How bankruptcy works
A person or a general partnership may be declared bankrupt. A general partnership results in the bankruptcy of all partners.
The sale of the assets results in the payment of dues to outstanding debtors.
A percentage of the amount owed is given to each creditor.
The threat and how it works
The threat of winding up or going bankrupt is frequently a powerful warning sign. Why? If the customer is not paying, you could opt to take the following actions:
Legal stationers or solicitors must make a statutory demand and deliver it to the customer, preferably by hand.
A specific number of days is allotted for the customer to pay or respond upon receipt.
If they fail to do so, you can file a winding-up petition or bankruptcy petition.
By following proper procedures, you will wind up or make the customer.
Despite the petition, you may not receive priority in terms of receiving the money that comes your way.’
Before acting, it is advisable to consult with an attorney and only proceed when the money is clearly due.

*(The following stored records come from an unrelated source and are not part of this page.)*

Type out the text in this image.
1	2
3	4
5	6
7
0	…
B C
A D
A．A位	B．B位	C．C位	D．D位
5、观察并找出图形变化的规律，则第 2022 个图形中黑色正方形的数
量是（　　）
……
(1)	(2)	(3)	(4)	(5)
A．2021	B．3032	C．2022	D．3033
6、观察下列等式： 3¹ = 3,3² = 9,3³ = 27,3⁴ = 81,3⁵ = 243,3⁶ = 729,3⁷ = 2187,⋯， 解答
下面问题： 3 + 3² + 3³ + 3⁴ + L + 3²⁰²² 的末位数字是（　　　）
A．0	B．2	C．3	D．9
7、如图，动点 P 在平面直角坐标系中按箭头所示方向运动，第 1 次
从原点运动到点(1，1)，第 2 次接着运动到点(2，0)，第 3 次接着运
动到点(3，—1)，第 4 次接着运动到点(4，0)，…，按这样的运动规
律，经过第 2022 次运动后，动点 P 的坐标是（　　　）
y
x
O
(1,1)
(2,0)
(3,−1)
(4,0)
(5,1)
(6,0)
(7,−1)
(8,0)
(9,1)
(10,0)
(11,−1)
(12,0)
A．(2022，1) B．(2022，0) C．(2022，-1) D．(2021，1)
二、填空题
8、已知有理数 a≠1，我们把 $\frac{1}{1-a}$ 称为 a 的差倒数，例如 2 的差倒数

Filing an action involves paying fees, which will be added to the amount owed by court. But this is not a guarantee that you get your money back.
As a final measure, if the debt exceeds Rs. 200,000, Such proceedings can be costly.
Appointing a liquidator or trustee
If a business is liquidated or someone declares bankruptcy, it may need to have the services of judicial agents such as prosecutors and accountants.
The money that is recovered from insolvency practitioners is often accompanied by additional fees, and you may need to ensure that the funds are sufficient.